We have conducted PBcR pipeline proposed by Koren et al.(ref) to correct long reads (D5) with short reads (D4) (by PacBioToCA), then to de novo assemble the corrected long reads (by runCA) for E. coli genome reconstruction. We firstly investigated the effect of sequencing depths on assembly (Read Depths), then set genome size in running pacBioToCA, finally we tried different Celera Assembler parameters for runCA. SPAdes 3.1 is able to directly hybrid assemble the combined dataset (D4+D5). In addition, a scaffolder, named SSPACE-LongRead (v1-1), was used to scaffold pre-assembled contigs constructed from short reads (D4) using long reads (D5).

We have conducted the both non-hybrid approaches: hierarchical genome-assembly process, HGAP(v2.0), and PBcR pipeline via self-correction (PBcR pipeline) to de novo assemble the PacBio long reads. The datasets used in the non-hybrid approach are composed of various SMRT cells, ranging from 4 to 17 XL-C2 SMRT cells (D5-D8), and a single SMRT cell gathered with PacBio RS II system and P4-C2 chemistry (D9).
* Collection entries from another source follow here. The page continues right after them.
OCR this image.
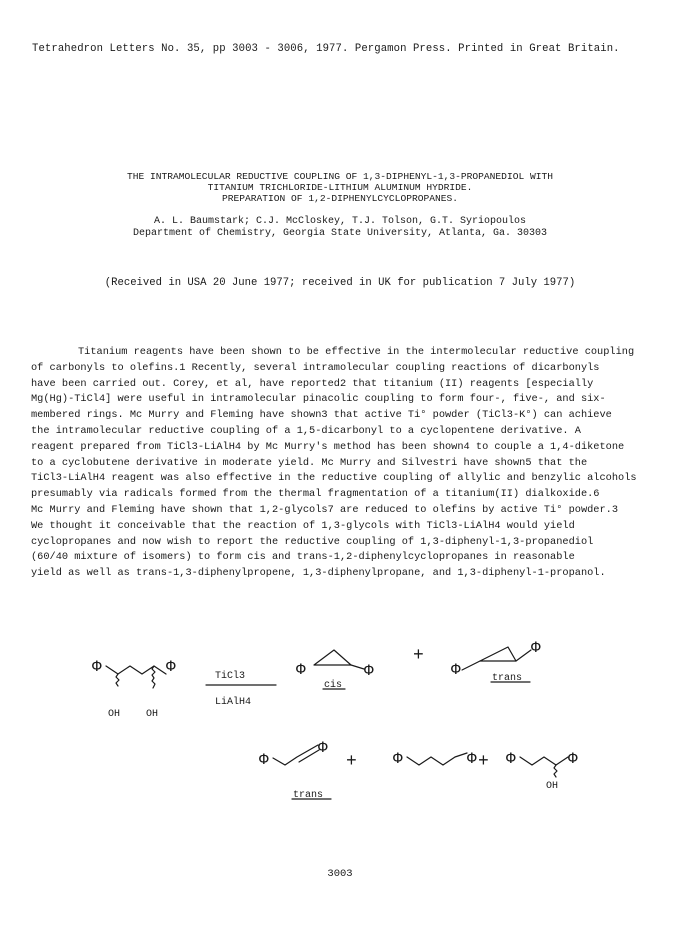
Tetrahedron Letters No. 35, pp 3003 - 3006, 1977. Pergamon Press. Printed in Great Britain.
THE INTRAMOLECULAR REDUCTIVE COUPLING OF 1,3-DIPHENYL-1,3-PROPANEDIOL WITH
TITANIUM TRICHLORIDE-LITHIUM ALUMINUM HYDRIDE.
PREPARATION OF 1,2-DIPHENYLCYCLOPROPANES.
A. L. Baumstark; C.J. McCloskey, T.J. Tolson, G.T. Syriopoulos
Department of Chemistry, Georgia State University, Atlanta, Ga. 30303
(Received in USA 20 June 1977; received in UK for publication 7 July 1977)
Titanium reagents have been shown to be effective in the intermolecular reductive coupling
of carbonyls to olefins.1 Recently, several intramolecular coupling reactions of dicarbonyls
have been carried out. Corey, et al, have reported2 that titanium (II) reagents [especially
Mg(Hg)-TiCl4] were useful in intramolecular pinacolic coupling to form four-, five-, and six-
membered rings. Mc Murry and Fleming have shown3 that active Ti° powder (TiCl3-K°) can achieve
the intramolecular reductive coupling of a 1,5-dicarbonyl to a cyclopentene derivative. A
reagent prepared from TiCl3-LiAlH4 by Mc Murry's method has been shown4 to couple a 1,4-diketone
to a cyclobutene derivative in moderate yield. Mc Murry and Silvestri have shown5 that the
TiCl3-LiAlH4 reagent was also effective in the reductive coupling of allylic and benzylic alcohols
presumably via radicals formed from the thermal fragmentation of a titanium(II) dialkoxide.6
Mc Murry and Fleming have shown that 1,2-glycols7 are reduced to olefins by active Ti° powder.3
We thought it conceivable that the reaction of 1,3-glycols with TiCl3-LiAlH4 would yield
cyclopropanes and now wish to report the reductive coupling of 1,3-diphenyl-1,3-propanediol
(60/40 mixture of isomers) to form cis and trans-1,2-diphenylcyclopropanes in reasonable
yield as well as trans-1,3-diphenylpropene, 1,3-diphenylpropane, and 1,3-diphenyl-1-propanol.
Φ	Φ	Φ	Φ	Φ
Φ
Φ
Φ
Φ	Φ Φ	Φ
+
+	+
OH	OH
OH
TiCl3
LiAlH4
cis
trans
trans
3003
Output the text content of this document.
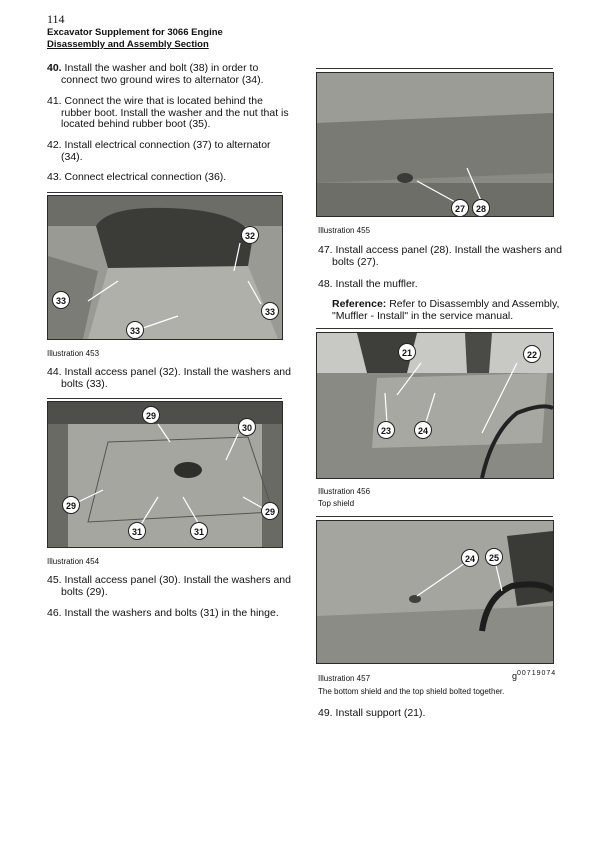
114
Excavator Supplement for 3066 Engine
Disassembly and Assembly Section
40. Install the washer and bolt (38) in order to connect two ground wires to alternator (34).
41. Connect the wire that is located behind the rubber boot. Install the washer and the nut that is located behind rubber boot (35).
42. Install electrical connection (37) to alternator (34).
43. Connect electrical connection (36).
32
33
33
33
Illustration 453
44. Install access panel (32). Install the washers and bolts (33).
29
30
29
29
31	31
Illustration 454
45. Install access panel (30). Install the washers and bolts (29).
46. Install the washers and bolts (31) in the hinge.
27	28
Illustration 455
47. Install access panel (28). Install the washers and bolts (27).
48. Install the muffler.
Reference: Refer to Disassembly and Assembly, "Muffler - Install" in the service manual.
21	22
23	24
Illustration 456
Top shield
24	25
Illustration 457	$g^{00719074}$
The bottom shield and the top shield bolted together.
49. Install support (21).
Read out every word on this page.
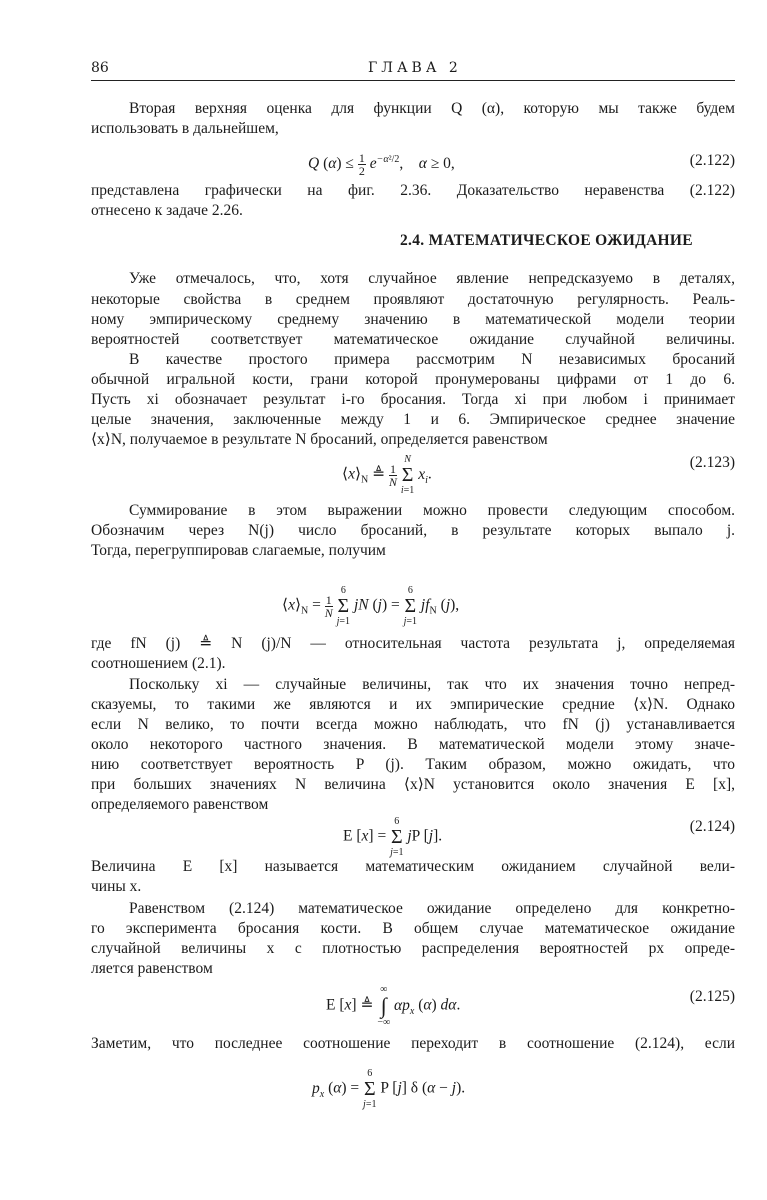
86	ГЛАВА 2
Вторая верхняя оценка для функции Q (α), которую мы также будем
использовать в дальнейшем,
Q $(\alpha) \le \frac{1}{2} e^{-\alpha^2/2}$,    α ≥ 0,	(2.122)
представлена графически на фиг. 2.36. Доказательство неравенства (2.122)
отнесено к задаче 2.26.
2.4. МАТЕМАТИЧЕСКОЕ ОЖИДАНИЕ
Уже отмечалось, что, хотя случайное явление непредсказуемо в деталях,
некоторые свойства в среднем проявляют достаточную регулярность. Реаль-
ному эмпирическому среднему значению в математической модели теории
вероятностей соответствует математическое ожидание случайной величины.
В качестве простого примера рассмотрим N независимых бросаний
обычной игральной кости, грани которой пронумерованы цифрами от 1 до 6.
Пусть xi обозначает результат i-го бросания. Тогда xi при любом i принимает
целые значения, заключенные между 1 и 6. Эмпирическое среднее значение
⟨x⟩N, получаемое в результате N бросаний, определяется равенством
$⟨x⟩_N$ ≜ $\frac{1}{N}$

N
Σ
i=1
$x_i$.
(2.123)
Суммирование в этом выражении можно провести следующим способом.
Обозначим через N(j) число бросаний, в результате которых выпало j.
Тогда, перегруппировав слагаемые, получим
$⟨x⟩_N = \frac{1}{N}$

6
Σ
j=1
jN (j) =
6
Σ
j=1
$jf_N$ (j),
где fN (j) ≜ N (j)/N — относительная частота результата j, определяемая
соотношением (2.1).
Поскольку xi — случайные величины, так что их значения точно непред-
сказуемы, то такими же являются и их эмпирические средние ⟨x⟩N. Однако
если N велико, то почти всегда можно наблюдать, что fN (j) устанавливается
около некоторого частного значения. В математической модели этому значе-
нию соответствует вероятность P (j). Таким образом, можно ожидать, что
при больших значениях N величина ⟨x⟩N установится около значения E [x],
определяемого равенством
E [x] =
6
Σ
j=1
jP [j].
(2.124)
Величина E [x] называется математическим ожиданием случайной вели-
чины x.
Равенством (2.124) математическое ожидание определено для конкретно-
го эксперимента бросания кости. В общем случае математическое ожидание
случайной величины x с плотностью распределения вероятностей px опреде-
ляется равенством
E [x] ≜
∞
∫
−∞
$\alpha p_x$ (α) dα.
(2.125)
Заметим, что последнее соотношение переходит в соотношение (2.124), если
$p_x$ (α) =
6
Σ
j=1
P [j] δ (α − j).
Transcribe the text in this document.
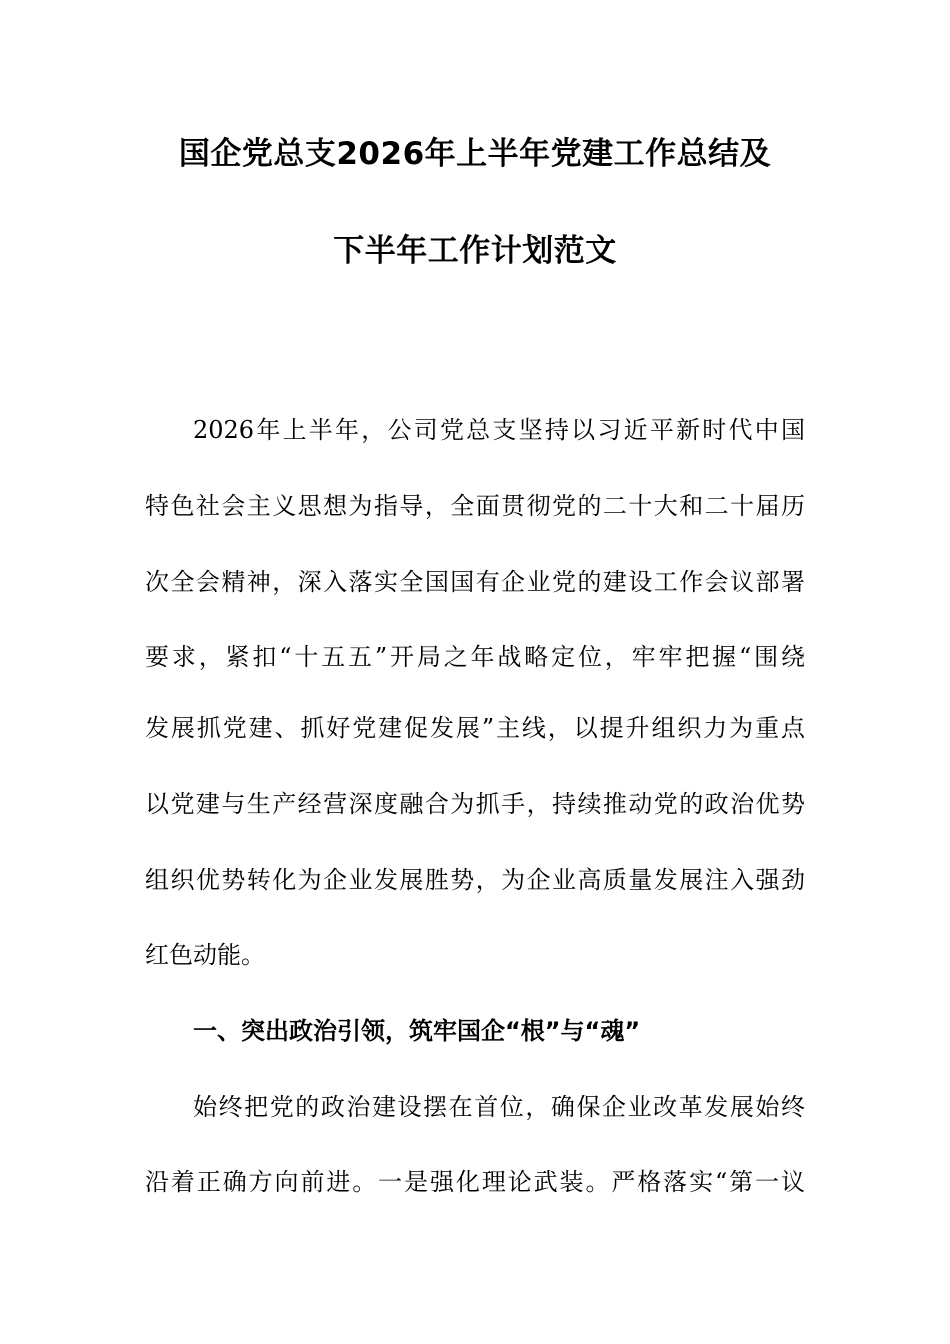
国企党总支2026年上半年党建工作总结及
下半年工作计划范文
2026年上半年，公司党总支坚持以习近平新时代中国
特色社会主义思想为指导，全面贯彻党的二十大和二十届历
次全会精神，深入落实全国国有企业党的建设工作会议部署
要求，紧扣“十五五”开局之年战略定位，牢牢把握“围绕
发展抓党建、抓好党建促发展”主线，以提升组织力为重点
以党建与生产经营深度融合为抓手，持续推动党的政治优势
组织优势转化为企业发展胜势，为企业高质量发展注入强劲
红色动能。
一、突出政治引领，筑牢国企“根”与“魂”
始终把党的政治建设摆在首位，确保企业改革发展始终
沿着正确方向前进。一是强化理论武装。严格落实“第一议
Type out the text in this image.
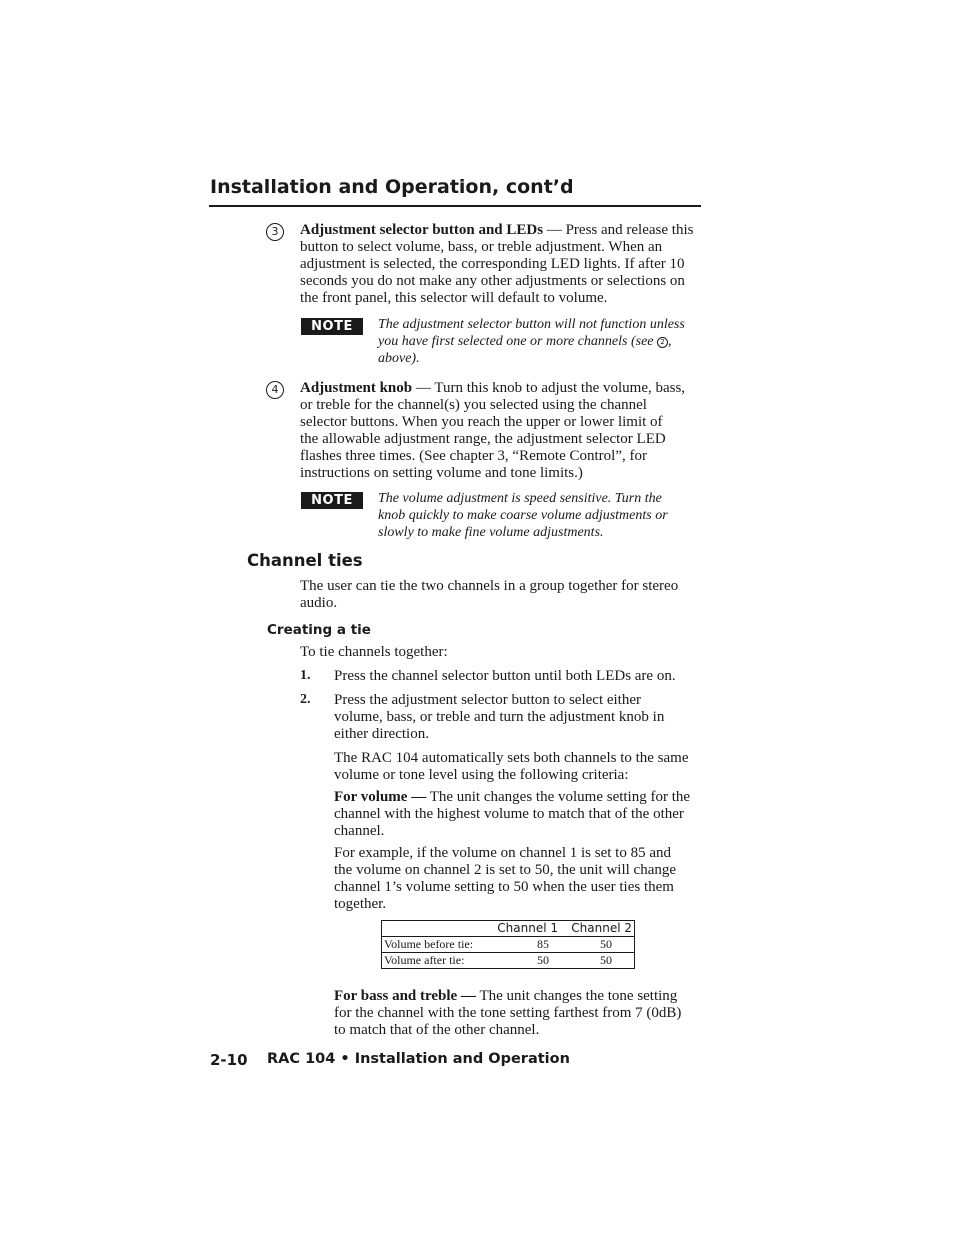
Installation and Operation, cont’d
3	Adjustment selector button and LEDs — Press and release this
button to select volume, bass, or treble adjustment. When an
adjustment is selected, the corresponding LED lights. If after 10
seconds you do not make any other adjustments or selections on
the front panel, this selector will default to volume.
NOTE	The adjustment selector button will not function unless
you have first selected one or more channels (see 2 ,
above).
4	Adjustment knob — Turn this knob to adjust the volume, bass,
or treble for the channel(s) you selected using the channel
selector buttons. When you reach the upper or lower limit of
the allowable adjustment range, the adjustment selector LED
flashes three times. (See chapter 3, “Remote Control”, for
instructions on setting volume and tone limits.)
NOTE	The volume adjustment is speed sensitive. Turn the
knob quickly to make coarse volume adjustments or
slowly to make fine volume adjustments.
Channel ties
The user can tie the two channels in a group together for stereo
audio.
Creating a tie
To tie channels together:
1. Press the channel selector button until both LEDs are on.
2. Press the adjustment selector button to select either
volume, bass, or treble and turn the adjustment knob in
either direction.
The RAC 104 automatically sets both channels to the same
volume or tone level using the following criteria:
For volume — The unit changes the volume setting for the
channel with the highest volume to match that of the other
channel.
For example, if the volume on channel 1 is set to 85 and
the volume on channel 2 is set to 50, the unit will change
channel 1’s volume setting to 50 when the user ties them
together.
	Channel 1	Channel 2
Volume before tie:	85	50
Volume after tie:	50	50
For bass and treble — The unit changes the tone setting
for the channel with the tone setting farthest from 7 (0dB)
to match that of the other channel.
2-10 RAC 104 • Installation and Operation
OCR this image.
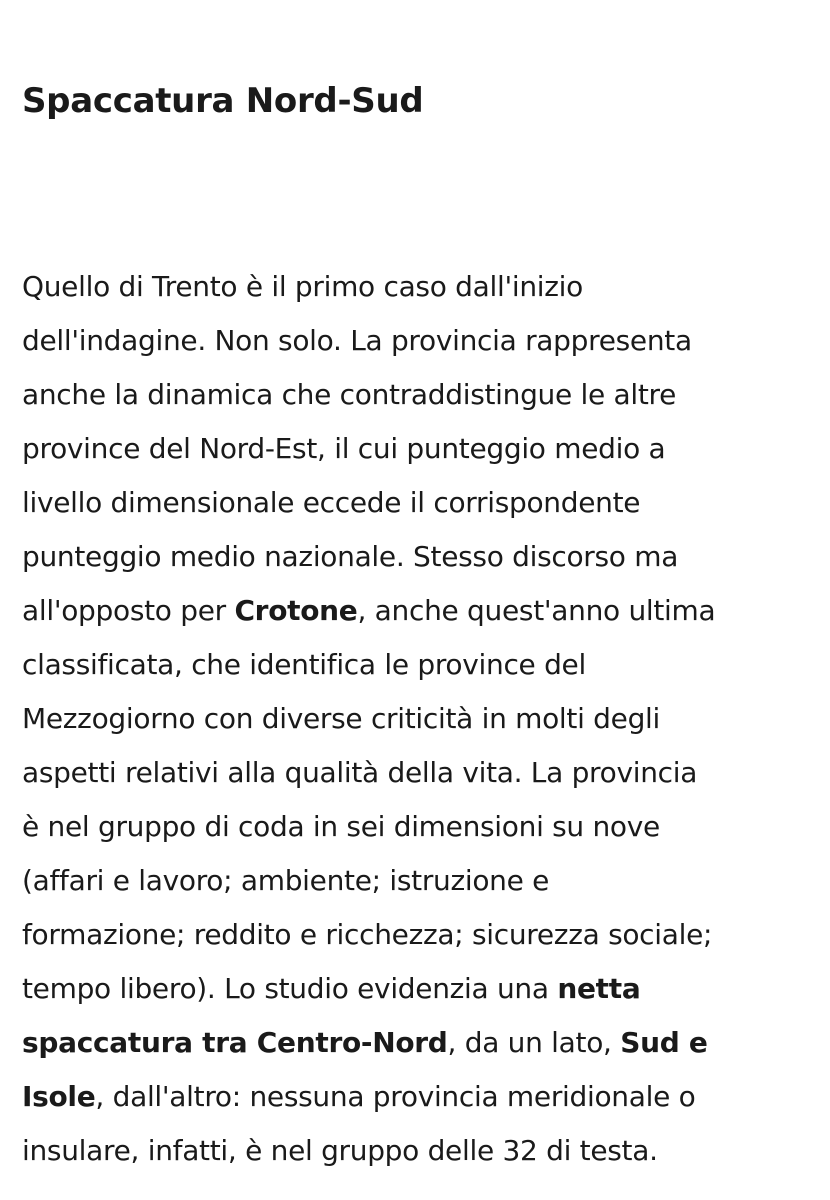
Spaccatura Nord-Sud

Quello di Trento è il primo caso dall'inizio
dell'indagine. Non solo. La provincia rappresenta
anche la dinamica che contraddistingue le altre
province del Nord-Est, il cui punteggio medio a
livello dimensionale eccede il corrispondente
punteggio medio nazionale. Stesso discorso ma
all'opposto per Crotone, anche quest'anno ultima
classificata, che identifica le province del
Mezzogiorno con diverse criticità in molti degli
aspetti relativi alla qualità della vita. La provincia
è nel gruppo di coda in sei dimensioni su nove
(affari e lavoro; ambiente; istruzione e
formazione; reddito e ricchezza; sicurezza sociale;
tempo libero). Lo studio evidenzia una netta
spaccatura tra Centro-Nord, da un lato, Sud e
Isole, dall'altro: nessuna provincia meridionale o
insulare, infatti, è nel gruppo delle 32 di testa.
Data Organism Fragment Jump Long read Reference
D1 E. coli K-12 MG1655 2×101 bp, 180 bp insert (SRR447685) 2×93 bp, 3000 bp insert (SRR401827 and SRR492488) 1-3 Kbp (Ribeiro's ftpa) NC_000913
D2 R. sphaeroides 2.4.1 2×101 bp, 180 bp insert (SRR125492) 2×101 bp, 3000 bp insert (SRR388672) 1-3Kbp (Ribeiro's ftpa) NC_007488-90, NC_007493-94, NC_009007-08
D3 S. pneumoniae Tigr4 2×101 bp, 180 bp insert (SRR387335) 2×93 bp, 3000 bp insert (SRR364158) 1-3 Kbp (Ribeiro's ftpa) NC_003028
D4 E. coli K-12 MG1655 2×151 bp, 300 bp insert (Illumina data websiteb) NC_000913
D5 E. coli K-12 MG1655 10 Kbp, 17 SMRT cell (SRX255228c) NC_000913
D6 E. coli K-12 MG1655 8-10 Kbp, 8 SMRT cells (SRX260475d) NC_000913
D7 M. ruber DSM1279 8-10 Kbp, 4 SMRT cells (SRX260496d) NC_013946
D8 P. heparinus DSM2366 8-10 Kbp, 7 SMRT cells (SRX260506d) NC_013061
D9 E. coli K-12 PacBio RS II System and P4-C2 chemistrye, 20 Kbp library, 1 SMRT cell NC_000913

a Long reads were downloaded from ftp://ftp.broadinstitute.org/pub/papers/assembly/Ribeiro2012/data
b Paired reads were provided in http://www.illumina.com/systems/miseq/scientific_data.ilmn
c PacBio HDF5 files were requested from NCBI Sequence Read Archive (SRA).
d PacBio HDF5 files were downloaded from http://files.pacb.com/software/hgap/index.html
e PacBio HDF5 files were downloaded from https://github.com/PacificBiosciences/DevNet/wiki/E.-coli-20kb-Size-Selected-Library-with-P4-C2


Figure 1.png

SSPACE-LongRead is a scaffolder using single molecule long reads to upgrade pre-assembled contigs constructed from short reads. ALLPATHS-LG and SPAdes are hybrid assemblers which take short reads and long reads as inputs. PBcR pipeline uses short reads to correct long reads by pacBioToCA, and then assembles corrected long reads (PBcR) by Celera assembler (runCA). Hierarchical genome-assembly process (HGAP) and PBcR pipeline via self-correction (PBcR pipeline(S)) take long reads as input to produce non-hybrid assembly.